Over the past decade or so, DC characters have lost what made them great to begin with. Some have had their origins retconned so many times that no one knows which one is “real” anymore (even the characters themselves!). And the storytelling has disappeared, especially with the movies, replaced by a lot of fighting and effects. They are more concerned with how a character looks than giving the audience reasons to care about them. I mean, really, did anyone care that Superman died in Batman v. Superman? Sure, we all know he’s coming back, but I didn’t hear anyone say they were moved or affected in any way by his death in that movie.

When I was first getting into comics as a pre-teen, I didn’t base my buying on one company or another. I bought Dark Knight, Justice League, Lobo, New Mutants, Sensational She Hulk – I liked the characters and stories, not who published them. They were fun and interesting to read, discovering who these characters were, their motivations, how they handled the situations they ended up in. And guess what – most of the time they didn’t use violence to solve problems or, if they did, it was proportionate and not overblown. There was strategy, a finesse to handling villains.

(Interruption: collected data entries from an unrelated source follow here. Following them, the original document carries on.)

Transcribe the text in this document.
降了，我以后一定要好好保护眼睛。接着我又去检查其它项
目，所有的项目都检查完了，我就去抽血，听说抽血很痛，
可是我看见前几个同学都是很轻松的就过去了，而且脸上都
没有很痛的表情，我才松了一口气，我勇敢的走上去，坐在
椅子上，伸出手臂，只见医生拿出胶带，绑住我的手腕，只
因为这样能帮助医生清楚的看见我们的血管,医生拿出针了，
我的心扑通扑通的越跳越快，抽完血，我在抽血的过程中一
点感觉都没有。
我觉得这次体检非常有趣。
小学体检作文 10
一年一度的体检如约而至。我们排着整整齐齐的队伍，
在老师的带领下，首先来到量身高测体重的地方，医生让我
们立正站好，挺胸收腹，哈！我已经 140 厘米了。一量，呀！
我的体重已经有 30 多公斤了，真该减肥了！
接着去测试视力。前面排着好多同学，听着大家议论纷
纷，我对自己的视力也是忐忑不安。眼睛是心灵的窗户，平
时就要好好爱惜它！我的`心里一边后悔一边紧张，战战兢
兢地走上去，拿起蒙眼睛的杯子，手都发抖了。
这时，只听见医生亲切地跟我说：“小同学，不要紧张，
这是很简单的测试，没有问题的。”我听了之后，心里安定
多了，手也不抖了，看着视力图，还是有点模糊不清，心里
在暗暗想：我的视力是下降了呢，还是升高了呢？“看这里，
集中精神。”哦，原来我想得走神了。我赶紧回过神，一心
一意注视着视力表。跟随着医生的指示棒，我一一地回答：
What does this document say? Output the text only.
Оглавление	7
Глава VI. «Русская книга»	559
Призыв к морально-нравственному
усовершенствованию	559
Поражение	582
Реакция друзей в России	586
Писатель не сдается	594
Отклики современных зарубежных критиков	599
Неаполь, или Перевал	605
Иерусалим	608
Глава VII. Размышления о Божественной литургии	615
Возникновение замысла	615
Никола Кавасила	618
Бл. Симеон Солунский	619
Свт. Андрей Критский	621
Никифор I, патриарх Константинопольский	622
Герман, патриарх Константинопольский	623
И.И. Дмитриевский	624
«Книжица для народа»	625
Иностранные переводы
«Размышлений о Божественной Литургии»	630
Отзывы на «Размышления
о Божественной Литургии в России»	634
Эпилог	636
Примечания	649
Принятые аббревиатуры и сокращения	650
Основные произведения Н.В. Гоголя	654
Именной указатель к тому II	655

But the grace has left, not only in the movies but in the comics. DC no longer cares about the long game, only about grabbing headlines with a reboot every year or two (and yes, I will concede that Marvel is guilty of the same). And what made some of their titles unique has been lost. I was reading Batwoman a few years back and stopped when DC went all in on anti-LGBT bullshit, causing the writer and artist at the time to leave. They have moderately changed their ways, so I’m giving the Rebirth Batwoman a try – and it’s so disappointing. One thing that made the earlier series brilliant was the watercolor-style art and now, well it looks like every other comic.

I’ve tried to keep an open mind, not be all Marvel vs. DC about things, but it’s difficult when the characters I grew up enjoying reading about so much are simply no longer around. It’s not a “you ruined my childhood” sort of thing because they didn’t. But I suppose nostalgia wins out this time, wishing for those days when the characters and stories had something more to them than a sleek costume and cool gadgets.